In another instance, last week was open evening for prospective pupils and their parents at the school where I work. Desks displayed books that we teach.
“Hello,” said a voice. “Remember me?”
I turned to see a man in his 30s or thereabouts. I shook my head.
“Yeah, you do,” he said. “At the school down the road. You taught me. You told us it was your first year of teaching. Those were the days,” he grinned. “No technology. I used to come in for the morning paper register, then slide under the gate and go home.’
I started to laugh. Then I remembered I was the teacher.
“But I don’t want my lad doing the same,” he said, looking down at the 11-year-old red head peering curiously up at his dad.
And then I recalled him. A wiry, pastier version of the son now at his side. It was at my first school and indeed in my first year. He winked and went off to inspect the books. The boy lingered.
“Was my dad naughty?” he asked with a smirk.
A mere three days later, I was in a sports shop being measured for a pair of trainers. A male assistant knelt on the floor in front of me. He felt my bare feet for width and precise sizing. I should get one size larger than my usual, he advised, as my feet would probably swell during the long run. I nodded.
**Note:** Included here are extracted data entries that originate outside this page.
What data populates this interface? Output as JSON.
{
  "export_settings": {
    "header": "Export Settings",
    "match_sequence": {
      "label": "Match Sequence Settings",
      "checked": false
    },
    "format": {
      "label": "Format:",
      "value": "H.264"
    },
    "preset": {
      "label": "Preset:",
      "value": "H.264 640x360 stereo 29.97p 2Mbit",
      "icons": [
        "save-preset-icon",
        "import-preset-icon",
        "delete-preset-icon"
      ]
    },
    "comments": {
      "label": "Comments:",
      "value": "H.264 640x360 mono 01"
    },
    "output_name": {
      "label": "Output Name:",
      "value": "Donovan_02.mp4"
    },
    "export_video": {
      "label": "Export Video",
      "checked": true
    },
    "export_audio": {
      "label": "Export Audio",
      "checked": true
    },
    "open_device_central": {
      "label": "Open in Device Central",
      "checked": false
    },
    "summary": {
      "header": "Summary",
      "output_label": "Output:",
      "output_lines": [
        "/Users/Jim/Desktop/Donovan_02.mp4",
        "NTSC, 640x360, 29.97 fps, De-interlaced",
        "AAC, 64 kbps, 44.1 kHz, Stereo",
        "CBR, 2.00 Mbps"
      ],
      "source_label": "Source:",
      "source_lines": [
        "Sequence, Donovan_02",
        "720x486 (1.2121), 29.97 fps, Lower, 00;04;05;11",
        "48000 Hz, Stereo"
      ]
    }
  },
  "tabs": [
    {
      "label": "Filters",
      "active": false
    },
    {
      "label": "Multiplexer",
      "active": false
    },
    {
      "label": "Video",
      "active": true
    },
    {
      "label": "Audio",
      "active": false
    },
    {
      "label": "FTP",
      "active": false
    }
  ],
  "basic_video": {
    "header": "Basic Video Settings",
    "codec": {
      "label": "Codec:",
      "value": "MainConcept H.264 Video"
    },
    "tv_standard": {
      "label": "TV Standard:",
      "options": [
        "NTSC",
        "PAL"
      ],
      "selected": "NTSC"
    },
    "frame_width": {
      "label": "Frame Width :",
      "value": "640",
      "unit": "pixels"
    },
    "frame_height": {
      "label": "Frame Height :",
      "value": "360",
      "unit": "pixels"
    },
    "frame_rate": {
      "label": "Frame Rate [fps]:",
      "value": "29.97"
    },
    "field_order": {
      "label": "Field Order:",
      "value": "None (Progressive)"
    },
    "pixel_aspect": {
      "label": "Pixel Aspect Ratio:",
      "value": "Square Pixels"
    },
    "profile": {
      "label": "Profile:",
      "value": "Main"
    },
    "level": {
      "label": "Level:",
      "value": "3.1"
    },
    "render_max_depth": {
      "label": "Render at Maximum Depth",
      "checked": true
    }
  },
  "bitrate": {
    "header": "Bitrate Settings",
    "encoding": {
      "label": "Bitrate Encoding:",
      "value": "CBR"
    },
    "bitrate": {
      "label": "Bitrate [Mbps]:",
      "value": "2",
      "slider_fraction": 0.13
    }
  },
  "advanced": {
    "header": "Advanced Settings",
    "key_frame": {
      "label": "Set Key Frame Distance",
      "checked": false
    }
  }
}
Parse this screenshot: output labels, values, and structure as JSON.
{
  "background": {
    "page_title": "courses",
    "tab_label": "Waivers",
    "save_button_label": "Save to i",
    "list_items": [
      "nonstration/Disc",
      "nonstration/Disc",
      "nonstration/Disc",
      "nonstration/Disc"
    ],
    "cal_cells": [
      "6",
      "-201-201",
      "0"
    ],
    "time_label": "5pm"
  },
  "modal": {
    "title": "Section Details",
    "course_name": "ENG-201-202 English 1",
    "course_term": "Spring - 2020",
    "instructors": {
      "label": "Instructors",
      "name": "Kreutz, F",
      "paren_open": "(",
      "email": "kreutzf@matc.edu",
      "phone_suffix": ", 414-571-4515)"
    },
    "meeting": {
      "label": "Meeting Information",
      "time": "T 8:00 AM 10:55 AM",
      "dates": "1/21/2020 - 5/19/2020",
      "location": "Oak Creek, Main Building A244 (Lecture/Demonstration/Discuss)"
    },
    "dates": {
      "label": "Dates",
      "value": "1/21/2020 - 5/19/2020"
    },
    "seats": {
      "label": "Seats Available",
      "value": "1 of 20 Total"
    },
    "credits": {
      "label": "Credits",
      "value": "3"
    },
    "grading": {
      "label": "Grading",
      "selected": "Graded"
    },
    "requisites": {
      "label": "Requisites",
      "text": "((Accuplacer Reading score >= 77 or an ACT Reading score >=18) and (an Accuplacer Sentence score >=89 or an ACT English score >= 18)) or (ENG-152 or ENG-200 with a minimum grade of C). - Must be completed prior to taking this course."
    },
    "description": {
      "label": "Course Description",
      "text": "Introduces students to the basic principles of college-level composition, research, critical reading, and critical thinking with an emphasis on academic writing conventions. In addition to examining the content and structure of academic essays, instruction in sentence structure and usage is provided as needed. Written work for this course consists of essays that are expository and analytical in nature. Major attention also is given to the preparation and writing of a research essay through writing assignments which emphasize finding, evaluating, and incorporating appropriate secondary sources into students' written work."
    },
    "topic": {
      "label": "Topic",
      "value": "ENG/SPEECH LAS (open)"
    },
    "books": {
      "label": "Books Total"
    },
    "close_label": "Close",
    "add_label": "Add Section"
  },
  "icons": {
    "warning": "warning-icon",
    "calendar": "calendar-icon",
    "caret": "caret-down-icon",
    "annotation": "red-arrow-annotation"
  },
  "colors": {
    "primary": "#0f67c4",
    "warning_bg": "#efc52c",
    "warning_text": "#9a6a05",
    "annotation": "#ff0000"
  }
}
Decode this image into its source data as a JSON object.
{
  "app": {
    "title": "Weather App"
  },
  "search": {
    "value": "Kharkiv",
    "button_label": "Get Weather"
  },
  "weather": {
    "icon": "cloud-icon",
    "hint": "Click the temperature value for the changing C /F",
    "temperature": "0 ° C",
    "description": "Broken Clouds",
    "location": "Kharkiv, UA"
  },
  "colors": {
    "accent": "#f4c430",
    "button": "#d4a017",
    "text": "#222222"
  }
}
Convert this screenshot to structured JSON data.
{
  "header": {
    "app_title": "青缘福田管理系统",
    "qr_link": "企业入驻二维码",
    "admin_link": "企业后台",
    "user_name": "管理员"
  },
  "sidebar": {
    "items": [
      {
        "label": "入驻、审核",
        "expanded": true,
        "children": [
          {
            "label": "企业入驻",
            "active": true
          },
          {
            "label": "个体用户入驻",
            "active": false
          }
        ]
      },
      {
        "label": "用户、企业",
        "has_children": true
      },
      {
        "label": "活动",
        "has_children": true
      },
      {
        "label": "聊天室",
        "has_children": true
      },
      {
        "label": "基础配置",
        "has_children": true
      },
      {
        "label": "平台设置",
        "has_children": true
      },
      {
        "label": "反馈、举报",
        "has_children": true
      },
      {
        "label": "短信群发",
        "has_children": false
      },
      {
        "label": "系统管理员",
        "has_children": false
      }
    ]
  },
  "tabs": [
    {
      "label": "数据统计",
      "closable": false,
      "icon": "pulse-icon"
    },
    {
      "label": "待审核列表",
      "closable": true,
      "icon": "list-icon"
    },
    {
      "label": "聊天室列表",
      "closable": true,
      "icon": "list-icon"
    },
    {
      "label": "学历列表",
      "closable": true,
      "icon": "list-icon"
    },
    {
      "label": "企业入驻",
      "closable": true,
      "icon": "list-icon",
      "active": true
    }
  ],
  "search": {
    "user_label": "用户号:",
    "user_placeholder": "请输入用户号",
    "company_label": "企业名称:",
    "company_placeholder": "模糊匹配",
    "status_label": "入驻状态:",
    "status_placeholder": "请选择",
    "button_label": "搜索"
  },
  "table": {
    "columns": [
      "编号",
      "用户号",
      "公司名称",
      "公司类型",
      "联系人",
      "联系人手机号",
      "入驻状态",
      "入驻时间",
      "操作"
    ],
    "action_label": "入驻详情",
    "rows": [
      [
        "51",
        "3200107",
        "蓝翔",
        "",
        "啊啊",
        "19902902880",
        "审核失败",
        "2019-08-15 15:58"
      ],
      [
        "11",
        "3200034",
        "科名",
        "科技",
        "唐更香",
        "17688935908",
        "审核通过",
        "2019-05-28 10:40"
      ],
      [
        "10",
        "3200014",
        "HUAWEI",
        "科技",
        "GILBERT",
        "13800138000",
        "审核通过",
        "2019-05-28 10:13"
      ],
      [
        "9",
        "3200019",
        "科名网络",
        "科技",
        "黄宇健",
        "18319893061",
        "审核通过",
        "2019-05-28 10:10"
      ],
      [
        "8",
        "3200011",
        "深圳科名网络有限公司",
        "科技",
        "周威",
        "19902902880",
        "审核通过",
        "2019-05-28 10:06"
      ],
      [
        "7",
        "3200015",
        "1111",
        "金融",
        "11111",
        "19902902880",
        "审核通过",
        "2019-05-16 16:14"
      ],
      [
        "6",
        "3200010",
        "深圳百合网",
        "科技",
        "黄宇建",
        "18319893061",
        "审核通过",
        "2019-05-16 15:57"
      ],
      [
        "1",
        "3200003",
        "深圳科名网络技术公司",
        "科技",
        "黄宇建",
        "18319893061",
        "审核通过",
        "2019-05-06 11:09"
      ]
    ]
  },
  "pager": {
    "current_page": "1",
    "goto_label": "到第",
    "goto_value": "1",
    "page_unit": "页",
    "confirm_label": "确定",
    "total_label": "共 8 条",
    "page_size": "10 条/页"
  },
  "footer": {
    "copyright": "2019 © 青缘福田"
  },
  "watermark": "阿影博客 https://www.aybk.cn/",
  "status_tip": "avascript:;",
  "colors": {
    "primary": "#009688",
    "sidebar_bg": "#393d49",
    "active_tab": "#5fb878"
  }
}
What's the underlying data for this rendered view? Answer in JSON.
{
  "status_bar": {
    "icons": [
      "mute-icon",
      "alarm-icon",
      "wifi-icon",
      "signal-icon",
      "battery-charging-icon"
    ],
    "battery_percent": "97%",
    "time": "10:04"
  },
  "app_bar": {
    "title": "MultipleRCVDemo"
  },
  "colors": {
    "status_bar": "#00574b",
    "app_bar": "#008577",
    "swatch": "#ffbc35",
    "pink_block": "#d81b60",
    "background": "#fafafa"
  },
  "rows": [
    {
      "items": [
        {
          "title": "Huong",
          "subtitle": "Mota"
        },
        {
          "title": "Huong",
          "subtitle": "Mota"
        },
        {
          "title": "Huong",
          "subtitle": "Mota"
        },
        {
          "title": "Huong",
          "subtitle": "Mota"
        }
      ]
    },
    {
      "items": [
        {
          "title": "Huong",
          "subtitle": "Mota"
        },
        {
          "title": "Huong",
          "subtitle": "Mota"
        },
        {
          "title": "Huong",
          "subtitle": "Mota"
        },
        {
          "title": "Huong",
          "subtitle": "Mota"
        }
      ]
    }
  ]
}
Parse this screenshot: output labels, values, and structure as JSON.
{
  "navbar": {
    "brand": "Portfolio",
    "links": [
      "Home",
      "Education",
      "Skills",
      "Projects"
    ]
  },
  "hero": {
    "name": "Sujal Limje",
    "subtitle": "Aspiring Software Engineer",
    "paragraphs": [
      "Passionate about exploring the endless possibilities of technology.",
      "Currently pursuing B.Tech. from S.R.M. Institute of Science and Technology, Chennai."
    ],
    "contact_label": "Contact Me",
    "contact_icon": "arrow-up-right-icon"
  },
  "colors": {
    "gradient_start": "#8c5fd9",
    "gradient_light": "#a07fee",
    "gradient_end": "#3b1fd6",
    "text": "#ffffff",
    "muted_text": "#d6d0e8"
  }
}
He continued to feel them, pressing my toes with his fingers. Then, leaning back, he opened a box of trainers. He glanced up. And stopped. I stopped, too. We were back in my classroom, and he was looking up at me through those same, square-framed glasses.
I’d taught him 15 years previously. Now he was a jobbing actor. He didn’t feel my feet again. I tried to forget he ever had. Meeting a former student at an open evening is one thing. Having one grasp your toes three days later is quite another. In such a rollercoaster ride of recognition, whatever would the next encounter be?
But now I find myself studying passers-by. With a new wistfulness, I scan the faces of young adults in crowds, as if looking for children lost or given away. Every so often, a stranger does seem familiar. Did I once know him, briefly? And is London really so anonymous after all? Is anywhere?
Yet even though these moments are like pockets of country life, reminding me of my childhood, I wouldn’t trade the leafy, buzzing streets of north London for anywhere.